I downloaded DSL and did a hard disk install on a 500 MHz Toshiba laptop with 128 MB RAM. That went very smoothly and I was impressed with the speed (the other distributions I tried were unusably slow).
Next task was to get the Netgear MA401 PCMCIA 802.11b card working. My wireless network uses WPA-PSK.
After much reading of documentation and googling, I think I have figured out what I need to do, but I'm a bit stuck.
To get WPA working, I need wpasupplicant. I enabled apt-get and used it to download the wpasupplicant debian package.
Now, the MA401RA card which I am using has a Prism 2.5 chipset. By default, DSL uses the orinoco_cs driver for this card.
Unfortunately, wpasupplicant does not support this driver. For the Prism 2/2.5/3 chipset, it supports ndiswrapper, linuxant driverloader, and the hostap driver. I figured I'd go with the hostap driver.
First I tried using apt-get to download a debian binary package of the hostap driver. I was able to load that driver, but it was version 0.0.4 which does not support WPA.
I decided to compile the driver from source, so I added the gcc+libs and kernel source myDSL packages, then downloaded the stable hostap-driver v0.4.9 source from the hostap homepage (http://hostap.epitest.fi/).

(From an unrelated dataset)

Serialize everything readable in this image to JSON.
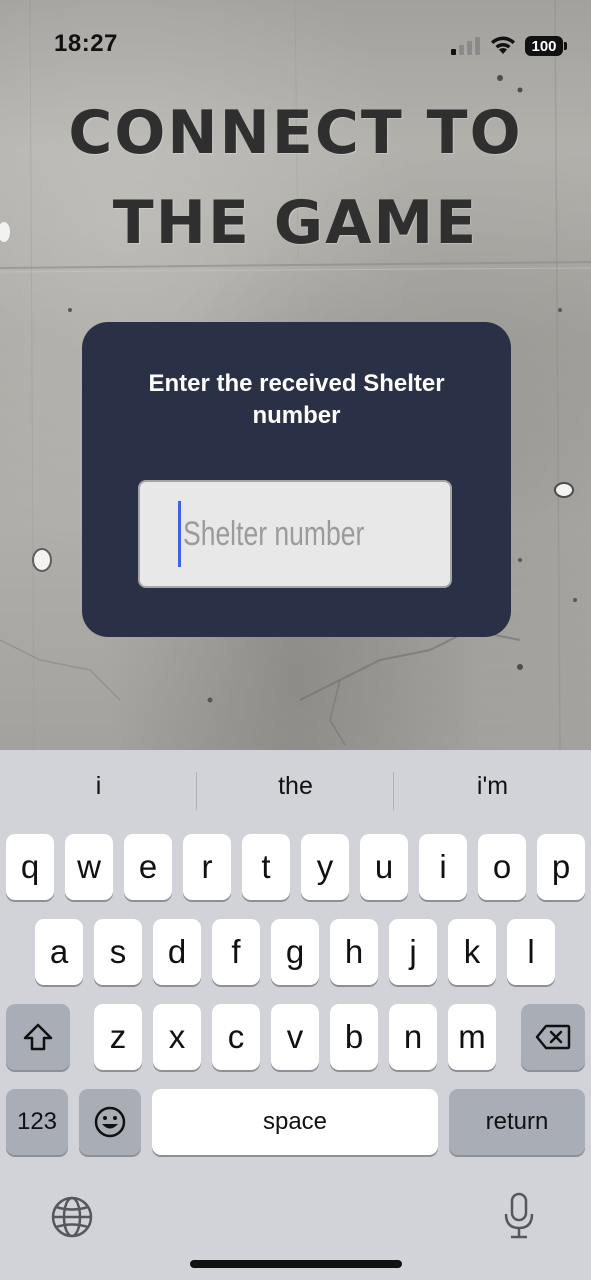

This is where I am stuck. I cannot build the driver. When I run make in the source directory, first it selects the wrong make target (there are two: 2.4 and 2.6) because of a missing Rules.make file in the kernel source.
If I do a "make 2.4", I get "No rule to make target `modules'. If you look at the 2.4 target in the makefile, it calls another make command which includes the kernel source directory with -C, and with parameter SUBDIRS=$(PWD)/driver/modules/ and target "modules".
Please help!
I looked at the kernel source directory, and it seems a bit sparse. There is just an include directory and a documentation directory. Is this right?
When I get this going I plan to write a detailed howto so other newbies can get this working...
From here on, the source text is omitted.